Don’t Let Your Construction Project Go Through All These Stages
Construction project managers often go through a number of phases as their project progresses.
Optimism– this is often the stage soon after winning the project. “This is going to be a great project! Everything will go well. We are going to make millions!”
Excitement – often we cannot wait to get the project started, start excavating and pouring concrete. Some may also experience excitement during the project when they find a reason for a variation claim.
Euphoria– when things are going well. Unfortunately, some don’t experience this feeling as their projects hit trouble soon after starting. We may also experience euphoria when the client pays us, or when we settle a variation claim with the client.
Anxiety– when things start going wrong. Sleepless nights. Nerves before client progress meetings. Anxious looks at the weather forecast. Stress when management visits the project. Checking budgets.
Denial– it’s not going to get worse. The figures can’t be correct. Massaging construction schedules. “Everything will work out fine. We’ll make up the lost time. We will make up the lost money.”
Fear – it is getting worse. How bad is it going to get? “I don’t want to tell the client/boss the bad news.” Rechecking budgets and construction schedule for mistakes and possible opportunities to escape the inevitable.
Anger and panic– who can we blame for the problems. Everyone needs to work longer and harder. “Why does this always happen on my project?”
Desperation – let’s throw everything at the problem and hope to solve it. Searching for excuses/variation claims (no matter how improbable) to justify the delays and losses.
Capitulation – nothing we do can improve the situation. We don’t care. The project will finish late and it’s going to lose money. It doesn’t matter what the client says or what management does. It was a bad project and the Construction Gods were stacked against us.

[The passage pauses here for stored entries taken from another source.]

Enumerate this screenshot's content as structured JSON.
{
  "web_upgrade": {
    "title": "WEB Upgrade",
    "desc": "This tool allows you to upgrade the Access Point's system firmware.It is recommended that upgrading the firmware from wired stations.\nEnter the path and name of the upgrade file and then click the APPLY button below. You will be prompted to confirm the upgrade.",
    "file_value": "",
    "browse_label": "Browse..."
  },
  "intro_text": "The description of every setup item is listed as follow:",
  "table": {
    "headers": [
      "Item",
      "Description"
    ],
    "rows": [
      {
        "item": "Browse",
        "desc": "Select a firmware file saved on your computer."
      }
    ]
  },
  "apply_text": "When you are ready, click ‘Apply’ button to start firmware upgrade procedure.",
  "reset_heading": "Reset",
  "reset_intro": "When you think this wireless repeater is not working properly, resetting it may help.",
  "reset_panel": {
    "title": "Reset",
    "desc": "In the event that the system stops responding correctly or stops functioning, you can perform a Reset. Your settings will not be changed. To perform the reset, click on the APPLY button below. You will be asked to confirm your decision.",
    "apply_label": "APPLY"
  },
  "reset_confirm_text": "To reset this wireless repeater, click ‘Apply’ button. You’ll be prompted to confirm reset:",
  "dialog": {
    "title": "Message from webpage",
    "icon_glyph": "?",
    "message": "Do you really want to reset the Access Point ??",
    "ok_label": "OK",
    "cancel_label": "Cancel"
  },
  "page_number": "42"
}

Depression – I hate construction. “Everything is always against us – the weather, clients, subcontractors, suppliers, management, the team, even the gods! Let’s get this project finished.”
Relief– finally the project is finished.
Hope– that the next project will go better. Contractors are the eternal optimists with short memories.
What stage is your project in?
Of course with proper planning, good project management, appropriate project controls and the correct project pricing, there should only be four stages to your construction project – optimism and excitement before starting the project, contentment as the project reaches important milestones and KPI’s, and euphoria when the project is completed successfully.